The U.S. Energy Information Administration (EIA) collects data on whether an electric generator is owned by one company or jointly owned by several companies, and for those jointly owned, each owner’s share of ownership. In 2019, about 14% of the 1,099 gigawatts (GW) of total operational U.S. electricity generating capacity was jointly owned. Nuclear capacity had the highest percentage of joint ownership at 37%, followed by pumped-storage hydropower at 34% and coal at 29%. These types of power plants tend to be large-scale facilities that are expensive to build, and the technologies come with higher regulatory risks, making joint ownership more attractive by reducing plant ownership risks for each owner.

Joint ownership reduces risk by sharing construction and operation costs across multiple entities. A joint venture spreads the cost and risk across entities while allowing them to benefit from capacity portfolio diversity and the economies of scale that large generation assets provide. Complementary expertise from different entities can also potentially increase development and operational efficiency.

In 2019, 58 nuclear power plants with a total of 96 nuclear reactors were operating in the United States. The largest U.S. nuclear power plant, Palo Verde in Arizona, has seven joint owners. These owners include utilities from Arizona, California, Texas, and New Mexico. The ownership percentages in Palo Verde range from 29% to 6%.

The only nuclear reactors under construction in the United States are Units 3 and 4 at Vogtle nuclear power plant in Georgia. Once completed, Vogtle will be the largest nuclear power plant in the country. Vogtle is jointly owned by four entities: Georgia Power (46% ownership), Oglethorpe Power (30%), the Municipal Electric Authority of Georgia (23%), and Dalton Utilities (2%).

Pumped-storage hydropower and conventional hydropower are technologies that are similar to one another, but they have very different ownership profiles. Only 2% of conventional hydropower capacity was jointly owned in 2019, compared with 34% for pumped storage. Almost 64% of U.S. conventional hydroelectric capacity is owned by a single federal, state, or municipal government. Another 19% is owned by a single electric utility.

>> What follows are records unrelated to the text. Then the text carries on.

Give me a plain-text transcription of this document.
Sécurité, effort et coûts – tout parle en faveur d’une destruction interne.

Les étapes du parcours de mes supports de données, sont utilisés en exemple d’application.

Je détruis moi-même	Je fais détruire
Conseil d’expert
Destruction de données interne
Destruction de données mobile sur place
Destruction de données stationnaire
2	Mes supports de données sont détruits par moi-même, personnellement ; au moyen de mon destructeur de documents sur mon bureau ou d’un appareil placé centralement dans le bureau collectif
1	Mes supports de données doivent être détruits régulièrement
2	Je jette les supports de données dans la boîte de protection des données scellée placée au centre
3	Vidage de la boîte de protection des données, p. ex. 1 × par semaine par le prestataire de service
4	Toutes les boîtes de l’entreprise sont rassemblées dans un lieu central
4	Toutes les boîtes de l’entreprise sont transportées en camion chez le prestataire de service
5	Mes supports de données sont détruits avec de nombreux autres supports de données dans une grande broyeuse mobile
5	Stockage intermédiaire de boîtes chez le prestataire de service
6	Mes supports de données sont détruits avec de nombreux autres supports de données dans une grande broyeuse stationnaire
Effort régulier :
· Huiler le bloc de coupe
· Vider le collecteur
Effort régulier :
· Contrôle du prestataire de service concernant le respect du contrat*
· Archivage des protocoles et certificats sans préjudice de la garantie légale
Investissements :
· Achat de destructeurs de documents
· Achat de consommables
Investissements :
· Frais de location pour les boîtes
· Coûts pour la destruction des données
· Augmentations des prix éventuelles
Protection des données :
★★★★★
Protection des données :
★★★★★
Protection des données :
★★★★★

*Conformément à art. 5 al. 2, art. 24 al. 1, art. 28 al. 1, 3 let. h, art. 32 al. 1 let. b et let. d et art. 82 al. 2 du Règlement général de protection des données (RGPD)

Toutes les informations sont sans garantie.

Most conventional hydroelectric plants were built between 1950 and 1980, when hydropower project funding mainly came from the federal government. Conversely, most pumped storage became operational in the 1970s and 1980s when the industry and markets supported investors constructing large capital projects. The two largest pumped-storage plants, Bath County (3.0 GW) and Ludington (2.3 GW), which together represent 22% of total U.S. pumped-storage capacity, are jointly owned.